There was a pause and Peter looked at Sirius with a put-off expression painting his face. "You wouldn't do me?"

Sirius turned his head with a sigh. "We're not having this discussion again."

Peter crossed his arms and Remus closed his book, turning to Peter. "He upset you?"

"Well," Peter said with a frown, knitting his eyebrows together as the memory of that hurtful conversation overtook him. "It's not exactly what he _said_ it was just the way he _said it_."

"Well would you like your dress now or later, Peter?" Sirius asked with a slight edge to his tone. Between James' mooning over Lily and Peter acting like a woman again, he was going to go insane.

"Wouldn't really matter, would it? No matter how I look, you still wouldn't do me!" Peter snapped. "I'm going to bed."

"You do that…" Sirius watched Peter stand up indignantly. Peter narrowed his eyes.

"Not like I need to announce it to you. You wouldn't bother to make sure that I was alright anyway."

"Nope," Sirius bluntly admitted.

"Well…fine!" Peter turned on his heal and marched up the stairs, slamming the door to the sixth year boy's dorms.

The three remaining Marauders looked at each other indifferently. "Anyway," James started. Remus looked after Peter in a thoughtful manner.

"Perhaps you should go apologize," Remus remarked. Sirius looked insulted at the suggestion.

"I'm not going to apologize!" He exclaimed. "I told him this before. It's not my fault he doesn't bloody listen."

"Still, it was a hurtful remark," Remus explained calmly. "I suppose if you said you'd do everyone but me, I'd be a little affronted."

"I wouldn't say that, though," Sirius countered.

Pause. Both James and Remus raised eyebrows at Sirius simultaneously. Sirius looked at them blankly. "Because that would mean that I'd do Peter. Keep up, would you?"

"Regardless Peter—"

"We are NOT having this discussion!" Sirius shouted, about ready to pull his hair out. It was weird talking about which of his friends he would or would not sleep with willingly. It was weird letting the entire common room know that he'd rather sleep with Remus over Peter. It was weird considering sleeping with Remus in the first place. It was weird that he didn't think he would really mind it.

"Always knew the Marauders were a bit bent," a third year muttered to his friend, peering over at the group by the fire with an unsurprised look. The friend nodded and Sirius looked around for something to throw at them.

"You're right!" James agreed. "We're discussing Lily."

"We're not having _that_ discussion, either," Sirius said, threateningly.

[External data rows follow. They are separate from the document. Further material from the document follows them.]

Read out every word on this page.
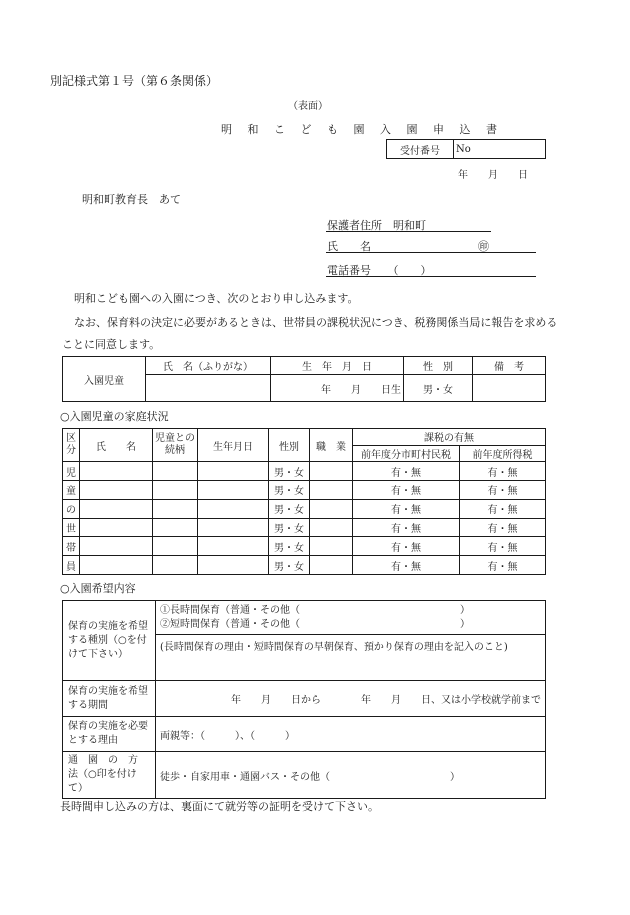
別記様式第１号（第６条関係）
（表面）
明 和 こ ど も 園 入 園 申 込 書
受付番号	No
年　　月　　日
明和町教育長　あて
保護者住所　明和町
氏　　名	㊞
電話番号　　（　　）
明和こども園への入園につき、次のとおり申し込みます。
なお、保育料の決定に必要があるときは、世帯員の課税状況につき、税務関係当局に報告を求める
ことに同意します。
入園児童	氏　名（ふりがな）	生　年　月　日	性　別	備　考
		年　　月　　日生	男・女	
○入園児童の家庭状況
区分	氏　　名	児童との続柄	生年月日	性別	職　業	課税の有無	
						前年度分市町村民税	前年度所得税
児				男・女		有・無	有・無
童				男・女		有・無	有・無
の				男・女		有・無	有・無
世				男・女		有・無	有・無
帯				男・女		有・無	有・無
員				男・女		有・無	有・無
○入園希望内容
保育の実施を希望する種別（○を付けて下さい）	①長時間保育（普通・その他（　　　　　　　　　　　　　　　　）
②短時間保育（普通・その他（　　　　　　　　　　　　　　　　）

	(長時間保育の理由・短時間保育の早朝保育、預かり保育の理由を記入のこと)
保育の実施を希望する期間	年　　月　　日から　　　　年　　月　　日、又は小学校就学前まで
保育の実施を必要とする理由	両親等：（　　　）、（　　　）
通　園　の　方　法（○印を付けて）	徒歩・自家用車・通園バス・その他（　　　　　　　　　　　　）
長時間申し込みの方は、裏面にて就労等の証明を受けて下さい。
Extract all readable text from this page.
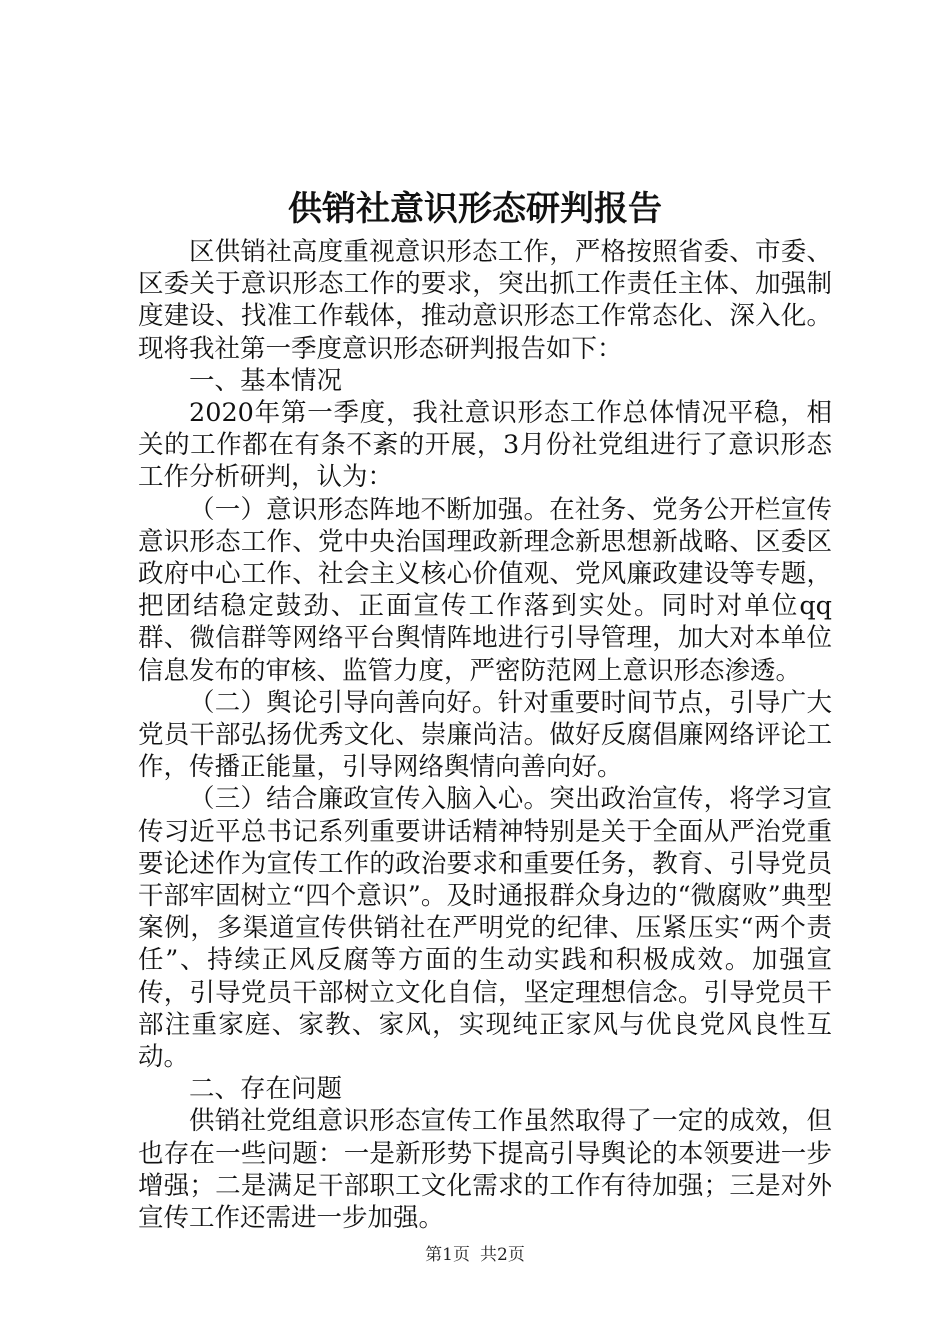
供销社意识形态研判报告

区供销社高度重视意识形态工作，严格按照省委、市委、区委关于意识形态工作的要求，突出抓工作责任主体、加强制度建设、找准工作载体，推动意识形态工作常态化、深入化。现将我社第一季度意识形态研判报告如下：

一、基本情况

2020年第一季度，我社意识形态工作总体情况平稳，相关的工作都在有条不紊的开展，3月份社党组进行了意识形态工作分析研判，认为：

（一）意识形态阵地不断加强。在社务、党务公开栏宣传意识形态工作、党中央治国理政新理念新思想新战略、区委区政府中心工作、社会主义核心价值观、党风廉政建设等专题，把团结稳定鼓劲、正面宣传工作落到实处。同时对单位qq群、微信群等网络平台舆情阵地进行引导管理，加大对本单位信息发布的审核、监管力度，严密防范网上意识形态渗透。

（二）舆论引导向善向好。针对重要时间节点，引导广大党员干部弘扬优秀文化、崇廉尚洁。做好反腐倡廉网络评论工作，传播正能量，引导网络舆情向善向好。

（三）结合廉政宣传入脑入心。突出政治宣传，将学习宣传习近平总书记系列重要讲话精神特别是关于全面从严治党重要论述作为宣传工作的政治要求和重要任务，教育、引导党员干部牢固树立“四个意识”。及时通报群众身边的“微腐败”典型案例，多渠道宣传供销社在严明党的纪律、压紧压实“两个责任”、持续正风反腐等方面的生动实践和积极成效。加强宣传，引导党员干部树立文化自信，坚定理想信念。引导党员干部注重家庭、家教、家风，实现纯正家风与优良党风良性互动。

二、存在问题

供销社党组意识形态宣传工作虽然取得了一定的成效，但也存在一些问题：一是新形势下提高引导舆论的本领要进一步增强；二是满足干部职工文化需求的工作有待加强；三是对外宣传工作还需进一步加强。

第1页 共2页
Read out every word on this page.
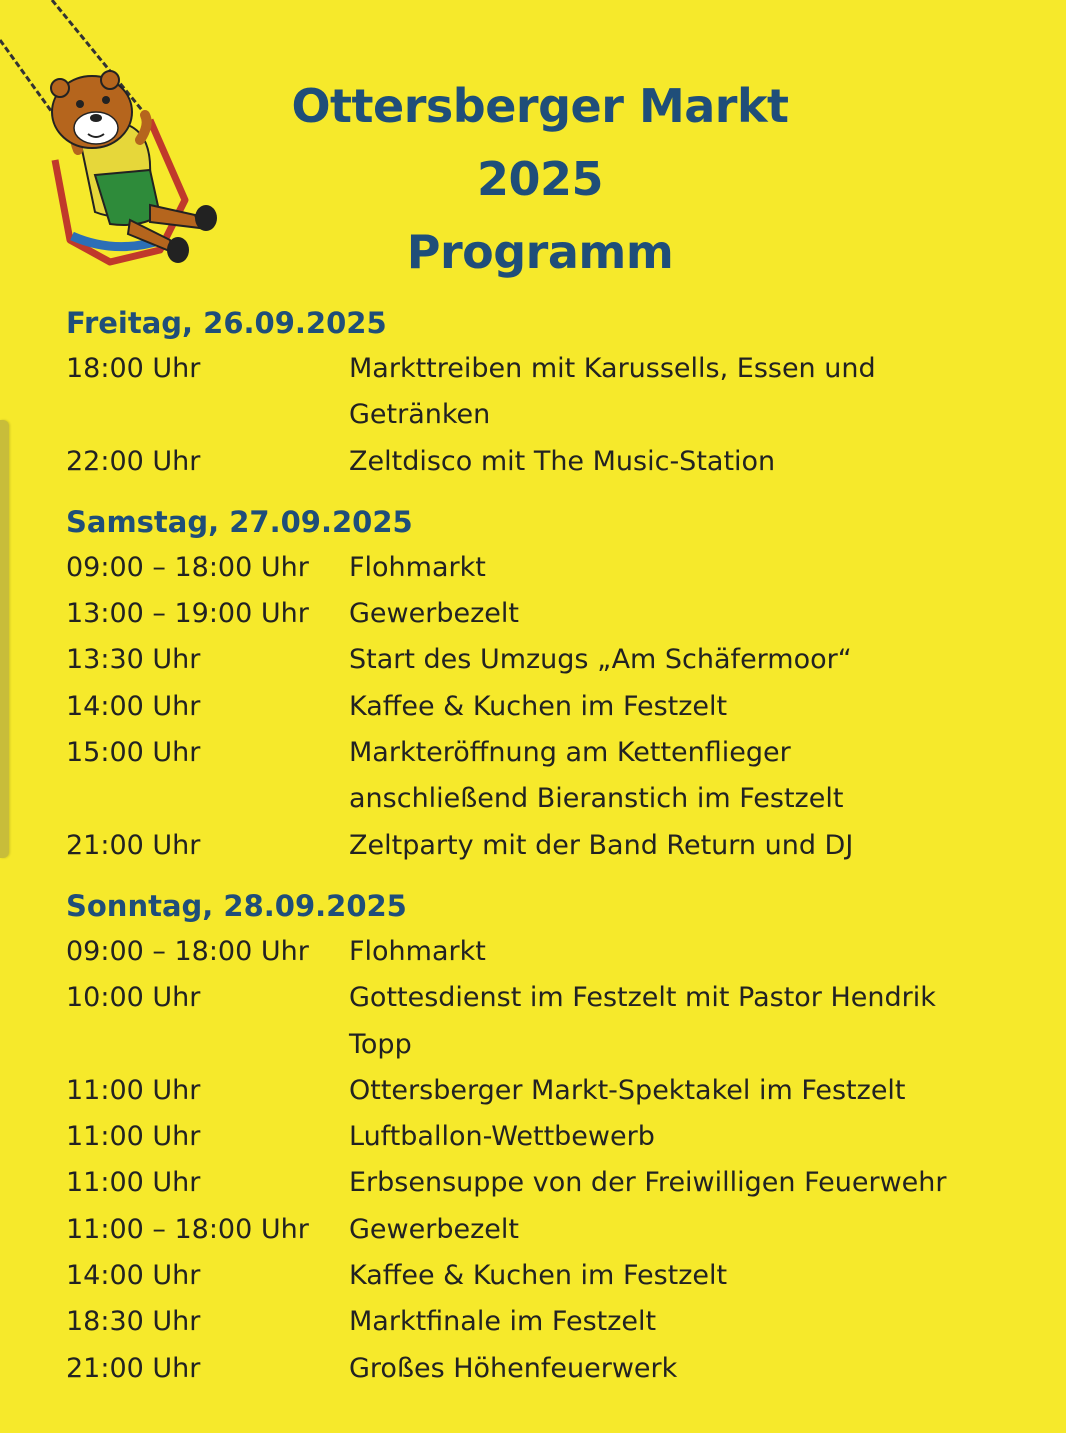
Ottersberger Markt
2025
Programm
Freitag, 26.09.2025
18:00 Uhr	Markttreiben mit Karussells, Essen und Getränken
22:00 Uhr	Zeltdisco mit The Music-Station
Samstag, 27.09.2025
09:00 – 18:00 Uhr	Flohmarkt
13:00 – 19:00 Uhr	Gewerbezelt
13:30 Uhr	Start des Umzugs „Am Schäfermoor“
14:00 Uhr	Kaffee & Kuchen im Festzelt
15:00 Uhr	Markteröffnung am Kettenflieger anschließend Bieranstich im Festzelt
21:00 Uhr	Zeltparty mit der Band Return und DJ
Sonntag, 28.09.2025
09:00 – 18:00 Uhr	Flohmarkt
10:00 Uhr	Gottesdienst im Festzelt mit Pastor Hendrik Topp
11:00 Uhr	Ottersberger Markt-Spektakel im Festzelt
11:00 Uhr	Luftballon-Wettbewerb
11:00 Uhr	Erbsensuppe von der Freiwilligen Feuerwehr
11:00 – 18:00 Uhr	Gewerbezelt
14:00 Uhr	Kaffee & Kuchen im Festzelt
18:30 Uhr	Marktfinale im Festzelt
21:00 Uhr	Großes Höhenfeuerwerk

James ignored his tone and went on yet another rant, repeating variations of the same things, occasionally asking for advice on how to get her to fall in love with him so that they could grow old together and have The Beautiful Children (not necessarily in that order, but still.). Sirius looked around for something to throw at him.

"Fun as this has been, I think I'm going to go to bed," Sirius finally announced. "Peter has probably cried himself to sleep by now; I won't get bombarded by the queer questions he's bound to ask me in the morning."

James tilted his head and looked at his friend as Sirius got up. "You don't want to go to sleep. It's not three in the morning yet."

"Yes, but there are shockingly some things that can accomplish putting me into a stupor without time being a factor," Sirius said pointedly.

"If you don't stay here, I'm not giving you flea tonic anymore for a month."

Sirius narrowed his eyes. "You wouldn't."

"Watch me," James said easily.

For the next four hours, Sirius found out Lily Evans' middle name, favorite color, food, morning routine, specific socks that she wears on specific days and just how many hair clips she has and what occasions they are used for.

**X-X-X**

At around twelve at night, James had put Remus to sleep—apparently not even the bookworm werewolf could handle that much information in one night about such a useless topic. Sirius was drifting off and James finally realized that he was the only one fully awake enough to appreciate the essence that was Lily Evans.

"Night mates," he said softly and walked off to the dorms.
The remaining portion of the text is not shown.